Personal information
- Full name: Vera Helena Bonetti Mossa
- Nationality: Brazilian
- Born: 27 September 1964 (age 61) Casa Branca, São Paulo (state)
- Height: 1.83 m (6 ft 0 in)
- Weight: 62 kg (137 lb)

Volleyball information
- Position: Outside hitter
- Number: 4

National team
| 1980-1989 | Brazil |

= Vera Mossa =

Brazilian volleyball player (born 1964)

Vera Helena Bonetti Mossa (born 27 September 1964) is a retired Brazilian female volleyball player. She was part of the Brazil women's national volleyball team at the 1980 Summer Olympics and 1988 Summer Olympics. She also competed at the 1986 FIVB Volleyball Women's World Championship.

==Biography==
Mossa started playing volleyball when she was eight years old, supported by her parents, both physical education teachers. Her father Carlos Mossa was an athlete in the 1960s and a former Brazilian record holder in the 110 metres hurdles. In 1979, when she was 15 years old, she was drafted for the Brazilian national volleyball team to play in the 1980 Summer Olympics.

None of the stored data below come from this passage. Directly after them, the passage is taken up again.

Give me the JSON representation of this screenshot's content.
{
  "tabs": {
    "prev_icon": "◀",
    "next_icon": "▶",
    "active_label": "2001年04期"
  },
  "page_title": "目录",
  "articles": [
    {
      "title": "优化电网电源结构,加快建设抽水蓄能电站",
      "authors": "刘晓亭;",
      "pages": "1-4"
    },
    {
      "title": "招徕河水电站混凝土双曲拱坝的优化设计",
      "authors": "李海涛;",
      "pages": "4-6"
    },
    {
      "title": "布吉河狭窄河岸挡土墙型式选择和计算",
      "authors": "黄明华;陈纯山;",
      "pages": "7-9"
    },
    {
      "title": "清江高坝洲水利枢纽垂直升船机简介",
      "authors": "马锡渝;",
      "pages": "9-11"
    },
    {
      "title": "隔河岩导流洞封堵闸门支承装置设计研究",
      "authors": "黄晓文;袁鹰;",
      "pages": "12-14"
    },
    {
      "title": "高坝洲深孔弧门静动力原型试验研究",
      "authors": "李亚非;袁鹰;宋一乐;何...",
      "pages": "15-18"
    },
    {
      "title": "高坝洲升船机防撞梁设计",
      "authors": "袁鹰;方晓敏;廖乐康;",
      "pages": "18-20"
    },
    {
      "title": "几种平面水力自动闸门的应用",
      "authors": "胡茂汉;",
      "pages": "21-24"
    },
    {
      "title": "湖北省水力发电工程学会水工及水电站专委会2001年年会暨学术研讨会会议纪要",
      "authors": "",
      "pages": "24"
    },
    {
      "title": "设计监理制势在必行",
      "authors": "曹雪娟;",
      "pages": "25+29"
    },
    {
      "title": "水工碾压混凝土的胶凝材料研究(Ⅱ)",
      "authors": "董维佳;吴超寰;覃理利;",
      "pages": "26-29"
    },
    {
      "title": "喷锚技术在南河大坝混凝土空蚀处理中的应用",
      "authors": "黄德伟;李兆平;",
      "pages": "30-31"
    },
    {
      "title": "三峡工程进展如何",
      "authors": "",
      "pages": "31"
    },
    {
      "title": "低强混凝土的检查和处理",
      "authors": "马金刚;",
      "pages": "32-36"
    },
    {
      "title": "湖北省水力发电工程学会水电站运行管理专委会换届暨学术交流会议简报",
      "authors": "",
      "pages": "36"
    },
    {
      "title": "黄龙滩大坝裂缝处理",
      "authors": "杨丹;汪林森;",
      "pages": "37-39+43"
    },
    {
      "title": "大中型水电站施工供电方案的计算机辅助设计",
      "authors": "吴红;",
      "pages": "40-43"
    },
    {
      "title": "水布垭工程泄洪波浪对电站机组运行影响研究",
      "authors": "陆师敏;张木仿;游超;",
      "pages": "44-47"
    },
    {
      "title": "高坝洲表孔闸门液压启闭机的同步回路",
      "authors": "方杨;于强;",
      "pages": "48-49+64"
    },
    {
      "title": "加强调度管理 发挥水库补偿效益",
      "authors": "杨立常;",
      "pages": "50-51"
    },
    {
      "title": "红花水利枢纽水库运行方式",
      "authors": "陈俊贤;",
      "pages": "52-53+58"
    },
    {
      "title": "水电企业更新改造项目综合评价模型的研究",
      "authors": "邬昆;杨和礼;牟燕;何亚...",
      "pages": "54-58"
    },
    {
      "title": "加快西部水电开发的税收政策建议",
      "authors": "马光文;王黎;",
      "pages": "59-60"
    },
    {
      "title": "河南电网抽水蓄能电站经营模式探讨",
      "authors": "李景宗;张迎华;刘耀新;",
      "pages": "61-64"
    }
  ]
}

She played for the clubs Guarani (1976–1980), CA Pirelli (1981–1982), Supergasbras (1983–1989; with which she won the 1984/85 and 1985/86 Superliga). In 1990 Mossa moved to Italy, playing for Despar Perugia and Volley Sumirago. Back to Brazil, she played for Recra/Trasmontano (1995–97), Pinheiros (1998), Guarulhos (1999) and Minas Tênis (2000), where she finished her career.

==Personal life==
After retiring from volleyball, Mossa became an entrepreneur and opened several businesses in the city of Campinas.

She married then volleyball player and current coach Bernardo Rezende (Bernardinho), from 1985 to 1994. From that relationship, she had the future volleyball player Bruno Rezende. Currently she is in her third marriage.

Mossa participated of the 1985 film Rock Estrela, directed by Lael Rodrigues.